Tuesday 12 January 2021

Woodkid covers Cabrel

Although I somehow didn't get round to organising any kind of formal award ceremony in the closing months of last year, Woodkid's second album S16 was probably this blog's album of the year. 

It's an album that somehow fitted perfectly with the strange year we had. For all the grandeur of the textures he plays with, there's fragile humanity at the centre of it. While apparently inhuman and gigantic forces surround us and bewilder us, rather than simply focusing on the large-scale drama and celebrating it, his focus remains on the human dimension throughout.

For all the industrial-scale mechanics of Goliath, with its epic orchestral and electronic flavours, it asks simple personal questions: Where are you going boy? How did you get so lost?  Amidst the apparently overwhelming situation, with its depersonalising, uncertain and strange unfamiliarity, these questions remain pertinent and unanswered.

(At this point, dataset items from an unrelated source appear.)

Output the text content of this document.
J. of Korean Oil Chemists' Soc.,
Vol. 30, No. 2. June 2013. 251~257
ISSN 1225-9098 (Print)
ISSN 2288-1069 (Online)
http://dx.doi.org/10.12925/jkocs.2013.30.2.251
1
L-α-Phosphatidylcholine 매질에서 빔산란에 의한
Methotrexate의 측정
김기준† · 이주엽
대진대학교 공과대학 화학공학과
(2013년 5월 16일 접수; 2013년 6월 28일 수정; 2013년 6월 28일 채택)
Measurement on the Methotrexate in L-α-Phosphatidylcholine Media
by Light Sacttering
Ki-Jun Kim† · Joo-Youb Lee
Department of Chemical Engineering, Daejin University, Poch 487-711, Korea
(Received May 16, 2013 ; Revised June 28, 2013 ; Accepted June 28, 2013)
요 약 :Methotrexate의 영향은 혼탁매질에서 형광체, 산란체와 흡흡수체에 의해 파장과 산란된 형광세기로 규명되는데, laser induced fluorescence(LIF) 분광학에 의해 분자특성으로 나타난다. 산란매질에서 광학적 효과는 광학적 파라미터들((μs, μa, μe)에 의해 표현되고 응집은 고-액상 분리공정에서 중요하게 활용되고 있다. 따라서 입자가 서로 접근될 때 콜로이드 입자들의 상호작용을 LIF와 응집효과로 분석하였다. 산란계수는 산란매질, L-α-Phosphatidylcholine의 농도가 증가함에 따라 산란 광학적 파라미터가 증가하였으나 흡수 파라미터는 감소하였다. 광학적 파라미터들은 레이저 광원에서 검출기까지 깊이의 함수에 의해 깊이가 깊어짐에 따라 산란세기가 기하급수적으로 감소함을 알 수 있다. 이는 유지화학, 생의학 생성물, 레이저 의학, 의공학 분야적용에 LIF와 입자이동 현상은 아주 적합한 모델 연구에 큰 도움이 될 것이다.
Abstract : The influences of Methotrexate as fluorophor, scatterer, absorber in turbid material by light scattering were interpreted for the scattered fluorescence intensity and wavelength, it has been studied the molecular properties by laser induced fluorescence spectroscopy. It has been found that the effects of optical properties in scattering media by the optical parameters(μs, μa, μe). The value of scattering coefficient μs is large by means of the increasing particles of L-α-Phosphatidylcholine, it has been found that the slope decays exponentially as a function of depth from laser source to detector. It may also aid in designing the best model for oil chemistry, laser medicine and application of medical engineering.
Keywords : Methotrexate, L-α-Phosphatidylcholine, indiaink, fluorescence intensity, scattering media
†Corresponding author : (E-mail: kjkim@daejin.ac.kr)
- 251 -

Meanwhile, the In your likeness video is set in the inhospitable and unfamiliar environment of an oil rig, lit as strangely as an alien space station in a Hollywood movie. But a song that focuses on one human voice, illuminating the darkness like a distress flare.

A lot of us have been moving towards personal reflection in a year that has seen us confronted by circumstances that are alien to us, frightening and beyond our control. A year where, for many of us, what once were optimistic horizons have become distant battlefields.

With his cover of Francis Cabrel's things are even more personal. The song by Cabrel from his 1994 Samedi soir sur la Terre is one of the songwriter's key works, a love song to his partner and to his child. With Woodkid's version, almost everything is stripped away, the focus is on voice on piano, and it's incredibly affecting.

If Cabrel was at the time thought to be one of the standard-bearers for the French chanson tradition, Woodkid has quietly established his own claim to the title.